Autogen + local LLM = Messy conversations. #471
-
Hello everyone! I hope you're all doing well. Like many others, I've been exploring Autogen. However, due to cost considerations, I've opted for LM Studio as a substitute for ChatGPT. I've tested various models, and in all of them, I'm encountering an issue with the conversation using GroupChat and GroupChatManager. The agents seem to struggle to finish their sentences, and there's an overlap where one agent's speech merges into another's. This issue is also evident in the video shared by another user here: https://youtu.be/5f7MQDSNxmk?t=736 (around the 12-minute mark). I'm facing a similar issue, as depicted in the image below: Here's the code I'm using in gist, or in the end of this message: https://gist.github.com/macintoxic/064f478b312e516b24dcffc9f2c3f5ce I've been troubleshooting this problem for a while now but haven't found a solution. If anyone has encountered and resolved a similar issue or has insights into optimizing the conversation flow with Autogen and LM Studio, I would greatly appreciate your assistance. Interestingly, when testing with the official OpenAI API, everything works flawlessly. However, when using a local LLM, the problem persists. from autogen import AssistantAgent, UserProxyAgent, GroupChat, GroupChatManager, ChatCompletion, retrieve_utils
### Default data and functions:
def write_file(file_name, file_content):
with open(file_name, "w") as file1:
file1.writelines(file_content)
function_map_definition = []
function_map_definition.append({
'name' : 'write_file',
'description' : 'write a file to disk',
'parameters' : {
'type' : 'object',
'properties' :{
'file_name' : {
'type':'string',
'description' : 'A valid file name'
},
'file_content' : {
'type':'string',
'description' : 'The content of the file.'
}
}
},
'required' : ['file_name', 'file_content']
})
config_list = [{
"api_type": "open_ai",
"api_key": "NULL",
'model' : 'gpt-3.5-turbo',
"api_base" : "http://localhost:1234/v1",
'functions' : function_map_definition ,
}]
#"api_base" : "https://api.openai.com/v1"

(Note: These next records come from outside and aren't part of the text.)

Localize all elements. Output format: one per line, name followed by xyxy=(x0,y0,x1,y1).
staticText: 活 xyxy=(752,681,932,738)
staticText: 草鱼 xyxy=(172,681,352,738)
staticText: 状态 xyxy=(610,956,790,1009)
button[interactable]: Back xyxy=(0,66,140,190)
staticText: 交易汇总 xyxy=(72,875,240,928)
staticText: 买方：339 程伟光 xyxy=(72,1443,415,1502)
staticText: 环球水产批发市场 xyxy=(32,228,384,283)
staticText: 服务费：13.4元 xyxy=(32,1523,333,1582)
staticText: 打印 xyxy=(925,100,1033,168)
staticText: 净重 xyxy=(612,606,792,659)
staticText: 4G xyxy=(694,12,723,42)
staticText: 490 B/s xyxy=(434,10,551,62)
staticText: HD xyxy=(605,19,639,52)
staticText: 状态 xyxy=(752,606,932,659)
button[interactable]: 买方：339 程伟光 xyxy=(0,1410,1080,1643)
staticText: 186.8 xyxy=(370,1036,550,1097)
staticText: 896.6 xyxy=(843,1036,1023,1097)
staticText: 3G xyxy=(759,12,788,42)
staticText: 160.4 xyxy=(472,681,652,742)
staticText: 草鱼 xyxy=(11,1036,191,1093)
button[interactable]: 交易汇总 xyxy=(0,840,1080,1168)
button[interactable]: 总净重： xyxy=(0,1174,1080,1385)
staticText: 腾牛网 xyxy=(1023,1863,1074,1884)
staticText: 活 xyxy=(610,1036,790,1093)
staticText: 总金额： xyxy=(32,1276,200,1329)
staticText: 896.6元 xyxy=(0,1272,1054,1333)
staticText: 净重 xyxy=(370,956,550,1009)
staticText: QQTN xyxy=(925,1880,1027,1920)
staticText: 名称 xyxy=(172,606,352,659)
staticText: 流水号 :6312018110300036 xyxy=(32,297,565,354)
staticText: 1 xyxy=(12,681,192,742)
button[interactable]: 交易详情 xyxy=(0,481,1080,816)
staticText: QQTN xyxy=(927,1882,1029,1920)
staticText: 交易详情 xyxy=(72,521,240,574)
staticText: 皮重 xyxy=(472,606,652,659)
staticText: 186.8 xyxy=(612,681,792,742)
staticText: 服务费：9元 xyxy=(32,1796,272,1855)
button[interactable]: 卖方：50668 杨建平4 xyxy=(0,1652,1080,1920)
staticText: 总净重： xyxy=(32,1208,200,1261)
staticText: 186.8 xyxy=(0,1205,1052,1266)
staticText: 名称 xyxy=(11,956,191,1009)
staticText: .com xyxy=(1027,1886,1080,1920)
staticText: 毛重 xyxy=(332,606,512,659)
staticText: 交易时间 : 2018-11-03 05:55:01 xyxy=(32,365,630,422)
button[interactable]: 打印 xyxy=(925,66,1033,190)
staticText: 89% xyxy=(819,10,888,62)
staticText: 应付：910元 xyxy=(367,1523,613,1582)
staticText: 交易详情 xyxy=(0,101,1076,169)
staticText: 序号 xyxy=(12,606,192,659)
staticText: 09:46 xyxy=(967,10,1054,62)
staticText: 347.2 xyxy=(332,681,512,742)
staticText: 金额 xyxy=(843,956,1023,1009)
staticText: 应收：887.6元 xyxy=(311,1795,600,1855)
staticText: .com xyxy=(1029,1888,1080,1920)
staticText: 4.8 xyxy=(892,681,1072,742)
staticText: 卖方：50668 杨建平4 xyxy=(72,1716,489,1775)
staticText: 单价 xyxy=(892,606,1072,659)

#"api_base" : "http://localhost:1234/v1"
llm_config = {
"request_timeout" : 9600,
"seed": 42,
"config_list" : config_list,
"temperature" : 0.1,
"max_tokens": 4096,
}
ChatCompletion.start_logging()
user_proxy = UserProxyAgent(
name="Admin",
system_message="""A human admin.
Interact with the planner to discuss the plan. Plan execution needs to be approved by this admin.
Reply TERMINATE if the task has been solved at full satisfaction otherwise CONTINUE, or reply why the reason the task is not solved yet.
""",
code_execution_config=False,
human_input_mode="TERMINATE",
llm_config=llm_config,
)
engineer = AssistantAgent(
name="Engineer",
llm_config=llm_config,
system_message='''Engineer. You follow an approved plan. You write python/shell or csharp code to solve tasks.
Wrap the code in a code block that specifies the script type.
The user can't modify your code. So do not suggest incomplete code which requires others to modify.
Don't use a code block if it's not intended to be executed by the executor.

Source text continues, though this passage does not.